Das Instrumentalquintett ist Bestandteil der Inszenierung. Es taucht an vielen Stellen auf der Bühne auf und zu Isoldes einsamem Liebestod füllt sich die Bühne mit weiteren Musikern der hochmotiviert aufspielenden Duisburger Philharmoniker, die der selbst am Ende noch taufrisch wirkenden Isolde von Alexandra Petersamer ein würdiges Geleit auf dem Übergang in eine andere Welt schenken.
Foto © Hans Jörg Michel
Dass sich auch Regisseur Dorian Dreher und Bühnenbildnerin Heike Scheele unter den bekannten Bedingungen einschränken mussten, wird ebenfalls geschickt überspielt. Betont wird einerseits die Einsamkeit, der das Paar unterworfen ist. Man kommt trotz Liebestranks und raffiniert organisierter Ausbruchsversuche nicht zusammen. Am Ende ist es Isolde nicht einmal vergönnt, den sterbenden Tristan in Armen halten zu dürfen. Sie kann nur noch den Sarg umtrauern. Und Tristan selbst ist durch die zehrende Sehnsucht nach der unerfüllbaren Liebe so geschwächt, dass Melot kein Schwert zücken muss, um Tristan tödlich zu verletzen. Den gewaltigen Sterbemonolog Tristans im dritten Akt inszeniert Dorian Dreher als Fiebertraum eines innerlich todwunden Menschen, der das Ende herbeisehnt.

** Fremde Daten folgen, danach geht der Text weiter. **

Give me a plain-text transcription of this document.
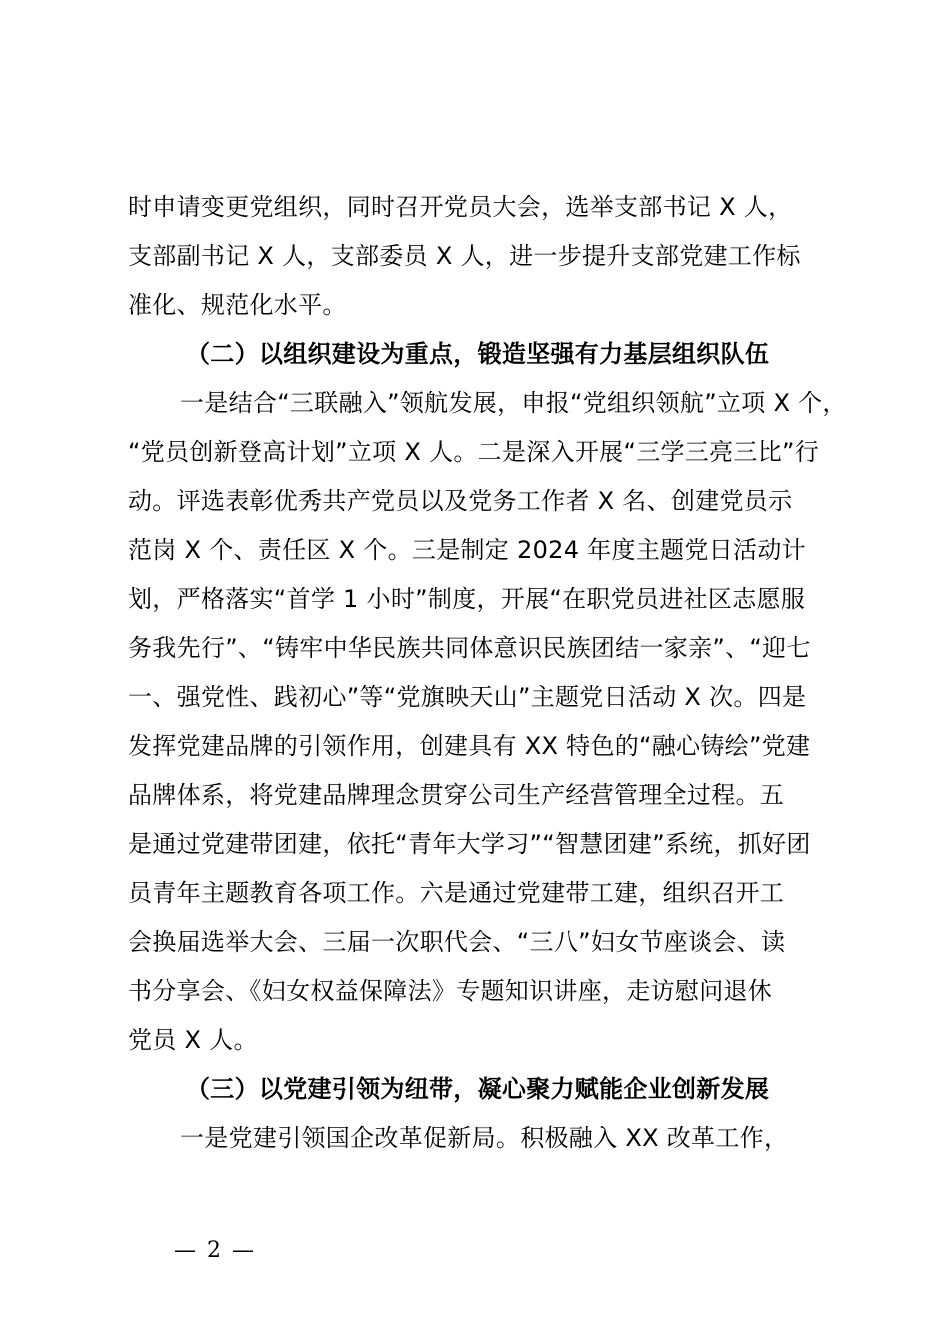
时申请变更党组织，同时召开党员大会，选举支部书记 X 人，
支部副书记 X 人，支部委员 X 人，进一步提升支部党建工作标
准化、规范化水平。
（二）以组织建设为重点，锻造坚强有力基层组织队伍
一是结合“三联融入”领航发展，申报“党组织领航”立项 X 个，
“党员创新登高计划”立项 X 人。二是深入开展“三学三亮三比”行
动。评选表彰优秀共产党员以及党务工作者 X 名、创建党员示
范岗 X 个、责任区 X 个。三是制定 2024 年度主题党日活动计
划，严格落实“首学 1 小时”制度，开展“在职党员进社区志愿服
务我先行”、“铸牢中华民族共同体意识民族团结一家亲”、“迎七
一、强党性、践初心”等“党旗映天山”主题党日活动 X 次。四是
发挥党建品牌的引领作用，创建具有 XX 特色的“融心铸绘”党建
品牌体系，将党建品牌理念贯穿公司生产经营管理全过程。五
是通过党建带团建，依托“青年大学习”“智慧团建”系统，抓好团
员青年主题教育各项工作。六是通过党建带工建，组织召开工
会换届选举大会、三届一次职代会、“三八”妇女节座谈会、读
书分享会、《妇女权益保障法》专题知识讲座，走访慰问退休
党员 X 人。
（三）以党建引领为纽带，凝心聚力赋能企业创新发展
一是党建引领国企改革促新局。积极融入 XX 改革工作，
— 2 —
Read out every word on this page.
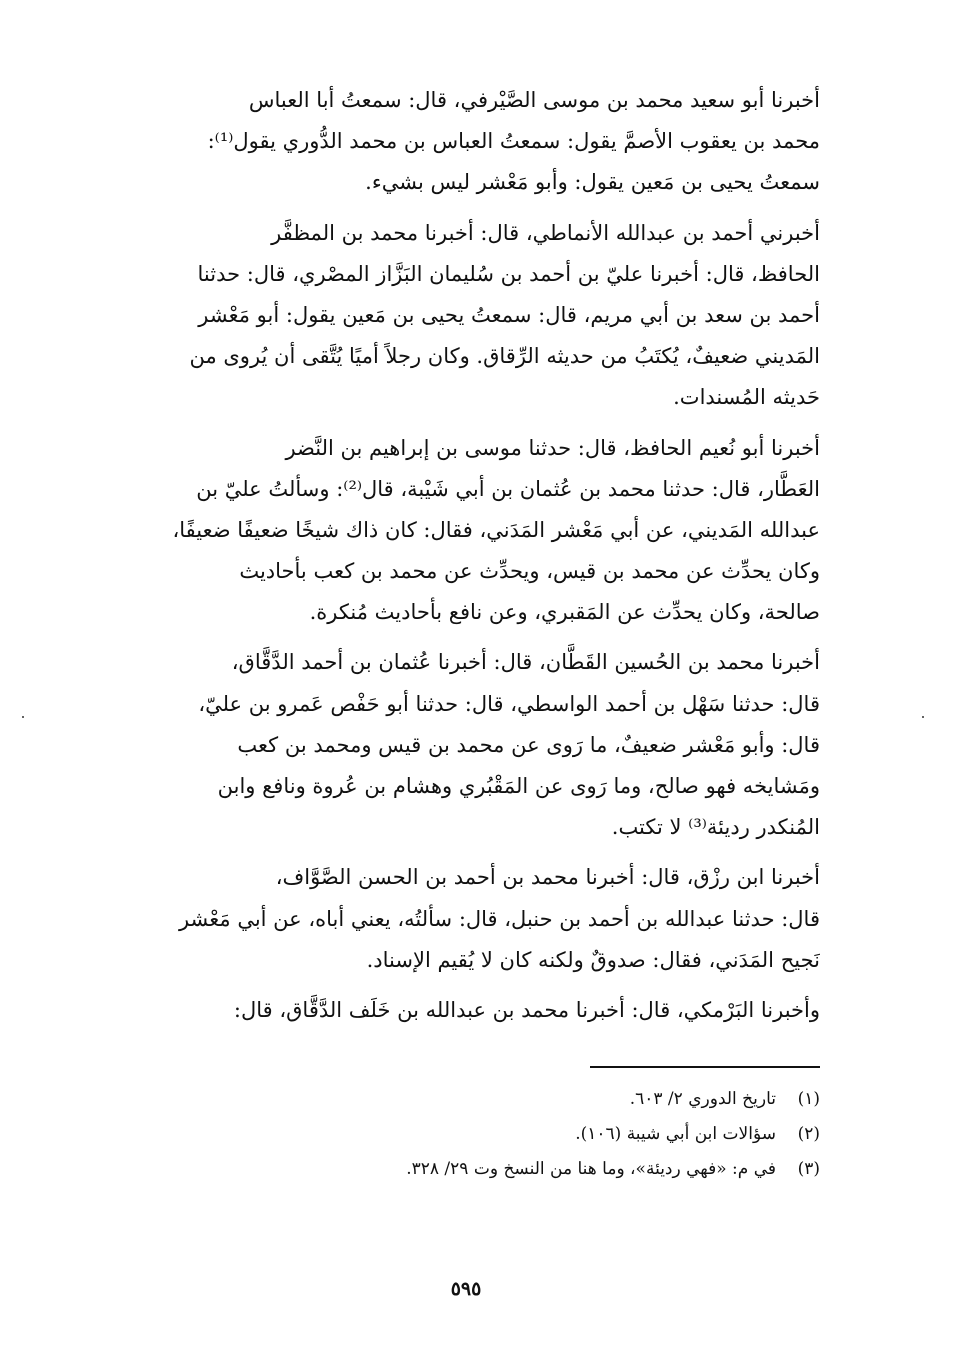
أخبرنا أبو سعيد محمد بن موسى الصَّيْرفي، قال: سمعتُ أبا العباس
محمد بن يعقوب الأصمَّ يقول: سمعتُ العباس بن محمد الدُّوري يقول⁽¹⁾:
سمعتُ يحيى بن مَعين يقول: وأبو مَعْشر ليس بشيء.
أخبرني أحمد بن عبدالله الأنماطي، قال: أخبرنا محمد بن المظفَّر
الحافظ، قال: أخبرنا عليّ بن أحمد بن سُليمان البَزَّاز المصْري، قال: حدثنا
أحمد بن سعد بن أبي مريم، قال: سمعتُ يحيى بن مَعين يقول: أبو مَعْشر
المَديني ضعيفٌ، يُكتَبُ من حديثه الرِّقاق. وكان رجلاً أميًا يُتَّقى أن يُروى من
حَديثه المُسندات.
أخبرنا أبو نُعيم الحافظ، قال: حدثنا موسى بن إبراهيم بن النَّضر
العَطَّار، قال: حدثنا محمد بن عُثمان بن أبي شَيْبة، قال⁽²⁾: وسألتُ عليّ بن
عبدالله المَديني، عن أبي مَعْشر المَدَني، فقال: كان ذاك شيخًا ضعيفًا ضعيفًا،
وكان يحدِّث عن محمد بن قيس، ويحدِّث عن محمد بن كعب بأحاديث
صالحة، وكان يحدِّث عن المَقبري، وعن نافع بأحاديث مُنكرة.
أخبرنا محمد بن الحُسين القَطَّان، قال: أخبرنا عُثمان بن أحمد الدَّقَّاق،
قال: حدثنا سَهْل بن أحمد الواسطي، قال: حدثنا أبو حَفْص عَمرو بن عليّ،
قال: وأبو مَعْشر ضعيفٌ، ما رَوى عن محمد بن قيس ومحمد بن كعب
ومَشايخه فهو صالح، وما رَوى عن المَقْبُري وهشام بن عُروة ونافع وابن
المُنكدر رديئة⁽³⁾ لا تكتب.
أخبرنا ابن رزْق، قال: أخبرنا محمد بن أحمد بن الحسن الصَّوَّاف،
قال: حدثنا عبدالله بن أحمد بن حنبل، قال: سألتُه، يعني أباه، عن أبي مَعْشر
نَجيح المَدَني، فقال: صدوقٌ ولكنه كان لا يُقيم الإسناد.
وأخبرنا البَرْمكي، قال: أخبرنا محمد بن عبدالله بن خَلَف الدَّقَّاق، قال:
(١)تاريخ الدوري ٢/ ٦٠٣.
(٢)سؤالات ابن أبي شيبة (١٠٦).
(٣)في م: «فهي رديئة»، وما هنا من النسخ وت ٢٩/ ٣٢٨.
٥٩٥
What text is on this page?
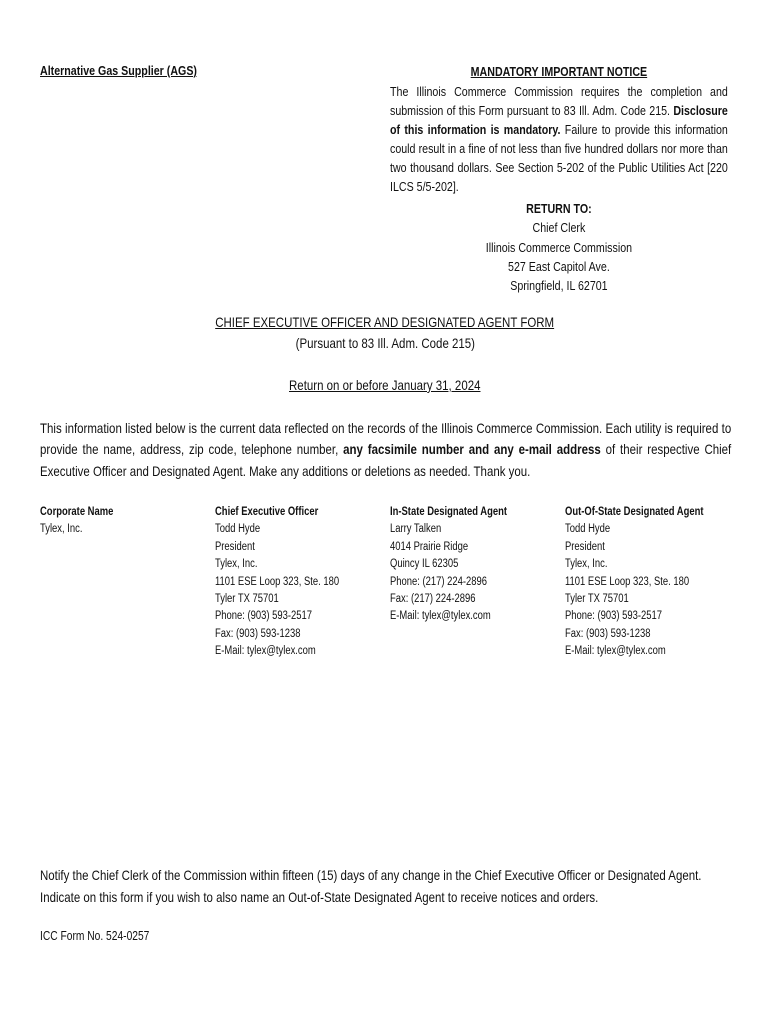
Alternative Gas Supplier (AGS)	MANDATORY IMPORTANT NOTICE
The Illinois Commerce Commission requires the completion and submission of this Form pursuant to 83 Ill. Adm. Code 215. Disclosure of this information is mandatory. Failure to provide this information could result in a fine of not less than five hundred dollars nor more than two thousand dollars. See Section 5-202 of the Public Utilities Act [220 ILCS 5/5-202].
RETURN TO:
Chief Clerk
Illinois Commerce Commission
527 East Capitol Ave.
Springfield, IL 62701
CHIEF EXECUTIVE OFFICER AND DESIGNATED AGENT FORM
(Pursuant to 83 Ill. Adm. Code 215)
Return on or before January 31, 2024
This information listed below is the current data reflected on the records of the Illinois Commerce Commission. Each utility is required to provide the name, address, zip code, telephone number, any facsimile number and any e-mail address of their respective Chief Executive Officer and Designated Agent. Make any additions or deletions as needed. Thank you.
Corporate Name
Tylex, Inc.
Chief Executive Officer
Todd Hyde
President
Tylex, Inc.
1101 ESE Loop 323, Ste. 180
Tyler TX 75701
Phone: (903) 593-2517
Fax: (903) 593-1238
E-Mail: tylex@tylex.com
In-State Designated Agent
Larry Talken
4014 Prairie Ridge
Quincy IL 62305
Phone: (217) 224-2896
Fax: (217) 224-2896
E-Mail: tylex@tylex.com
Out-Of-State Designated Agent
Todd Hyde
President
Tylex, Inc.
1101 ESE Loop 323, Ste. 180
Tyler TX 75701
Phone: (903) 593-2517
Fax: (903) 593-1238
E-Mail: tylex@tylex.com
Notify the Chief Clerk of the Commission within fifteen (15) days of any change in the Chief Executive Officer or Designated Agent.
Indicate on this form if you wish to also name an Out-of-State Designated Agent to receive notices and orders.
ICC Form No. 524-0257
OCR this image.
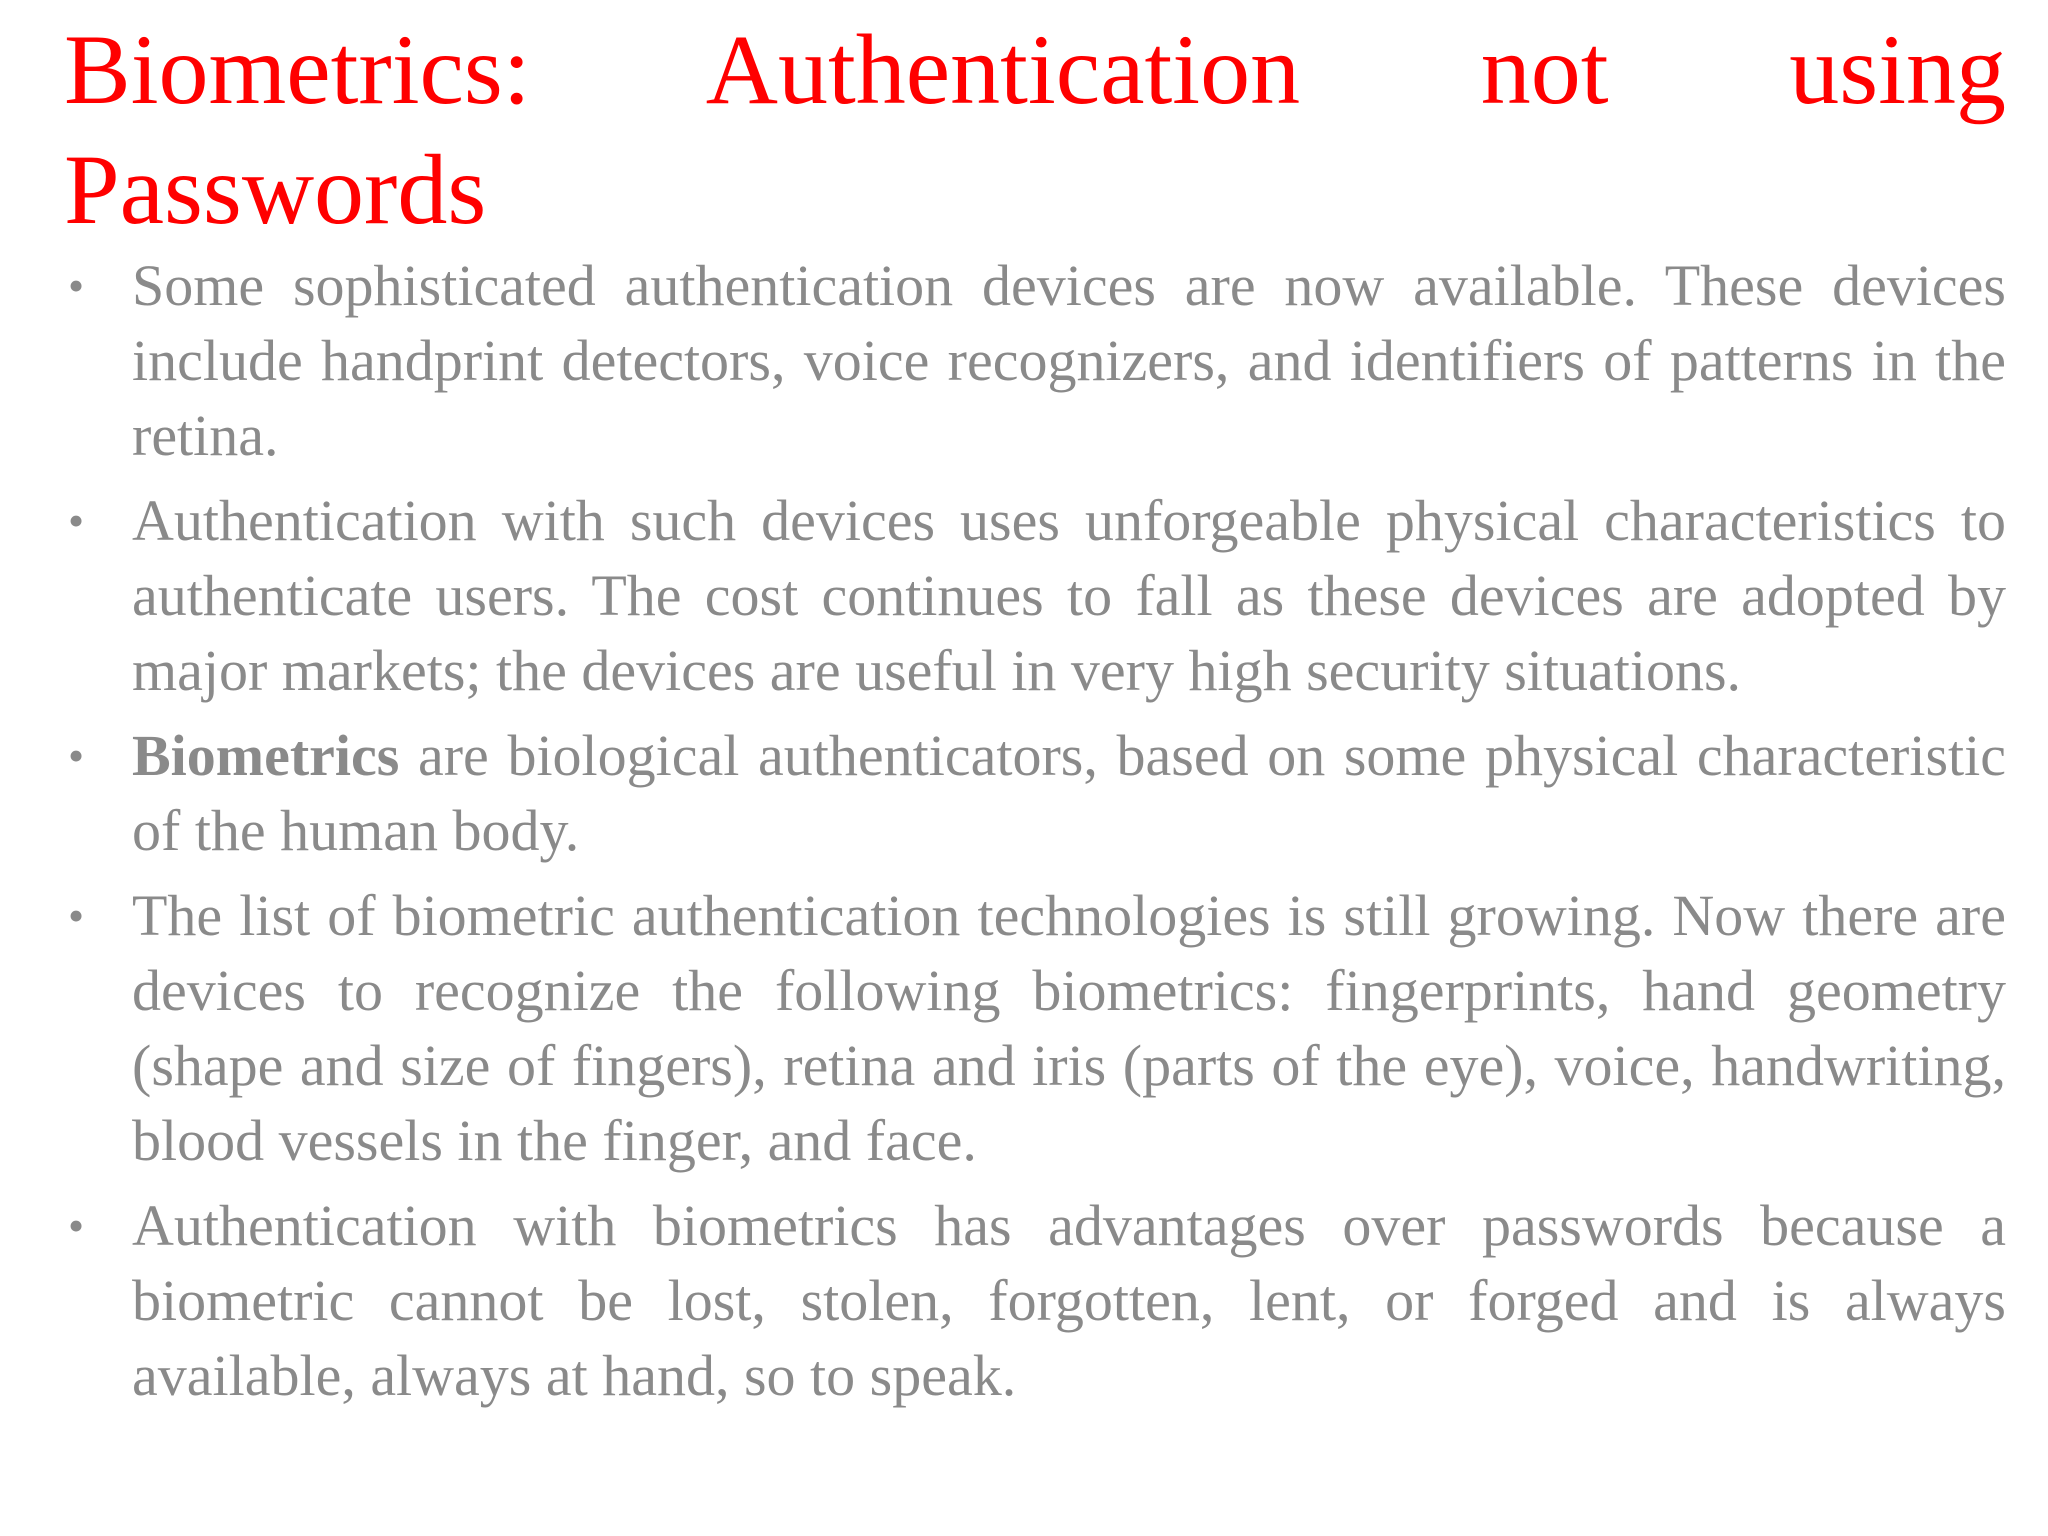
Biometrics: Authentication not using
Passwords
• Some sophisticated authentication devices are now available. These devices include handprint detectors, voice recognizers, and identifiers of patterns in the retina.
• Authentication with such devices uses unforgeable physical characteristics to authenticate users. The cost continues to fall as these devices are adopted by major markets; the devices are useful in very high security situations.
• Biometrics are biological authenticators, based on some physical characteristic of the human body.
• The list of biometric authentication technologies is still growing. Now there are devices to recognize the following biometrics: fingerprints, hand geometry (shape and size of fingers), retina and iris (parts of the eye), voice, handwriting, blood vessels in the finger, and face.
• Authentication with biometrics has advantages over passwords because a biometric cannot be lost, stolen, forgotten, lent, or forged and is always available, always at hand, so to speak.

Andererseits wird in der Inszenierung deutlich, dass jeder Versuch eines Zusammentreffens von der Öffentlichkeit argwöhnisch beäugt wird. Eine Intimsphäre eröffnet sich für Tristan nur in den Wahnvorstellungen des Schlussakts und für Isolde im Hinübergleiten in eine bessere Welt.
All das ist präzise durchdacht und wird überzeugend ausgeführt, wobei für die Titelpartien mit Daniel Frank und Alexandra Petersamer zwei konditionell starke Interpreten zur Verfügung stehen, die den fünfstündigen Abend ohne stimmliche Ermüdungserscheinungen durchstehen und sich von Akt zu Akt sogar noch steigern. Ihnen zur Seite stehen, ebenfalls auf beachtlichem Niveau, Katarzyna Kuncio als Brangäne, Richard Šveda als Kurwenal und geradezu überragend Hans-Peter König als König Marke. Getragen von der von Axel Kober in Sachen Wagner gewohnten Intensität und Souveränität am Pult der vorzüglich aufspielenden Duisburger Philharmoniker.
Begeisterter Beifall für einen großen Wagner-Abend.